Reconstructable Gradient Structures and Reprogrammable 3D Deformations of Hydrogels with Coumarin Units as the Photolabile Crosslinks

Morphing hydrogels have versatile applications in soft robotics, flexible electronics, and biomedical devices. Controlling component distribution and internal stress within a hydrogel is crucial for shape-changing. However, existing gradient structures of hydrogels are usually non-reconstructable, once encoded by chemical reactions and covalent bonds. Fabricating hydrogels with distinct gradient structures is inevitable for every new configuration, resulting in poor reusability, adaptability, and sustainability that are disadvantageous for diverse applications. Herein, a hydrogel containing reversible photo-crosslinks that enable reprogramming of the gradient structures and 3D deformations into various configurations is reported.
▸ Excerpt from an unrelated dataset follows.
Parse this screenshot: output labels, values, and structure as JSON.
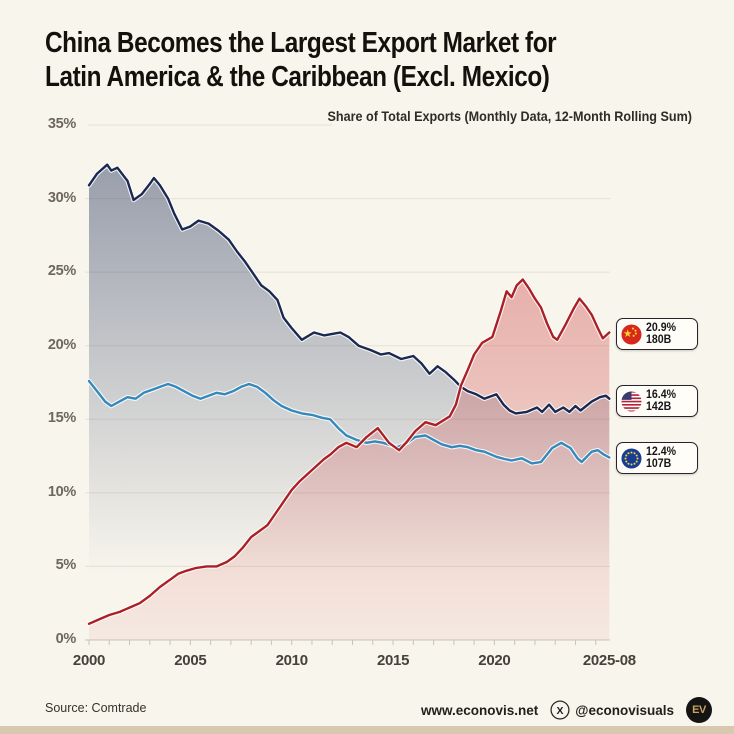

The hydrogel is prepared by micellar polymerization of hydrophobic coumarin monomer and hydrophilic acrylic acid. The presence of hexadecyltrimethylammonium chloride micelles increases the local concentration of coumarin units and also improves the mechanical properties of the hydrogel by forming robust polyelectrolyte/surfactant complexes that serve as the physical crosslinks. High-efficiency photodimerization and photocleavage reactions of coumarins are realized under 365 and 254 nm light irradiation, respectively, affording reversible tuning of the network structure of the hydrogel. Through photolithography, different gradient structures are sequentially patterned in one hydrogel that direct the deformations into distinct configurations. Such a strategy should be applicable for other photolabile hydrogels toward reprogrammable control of network structures and versatile functions.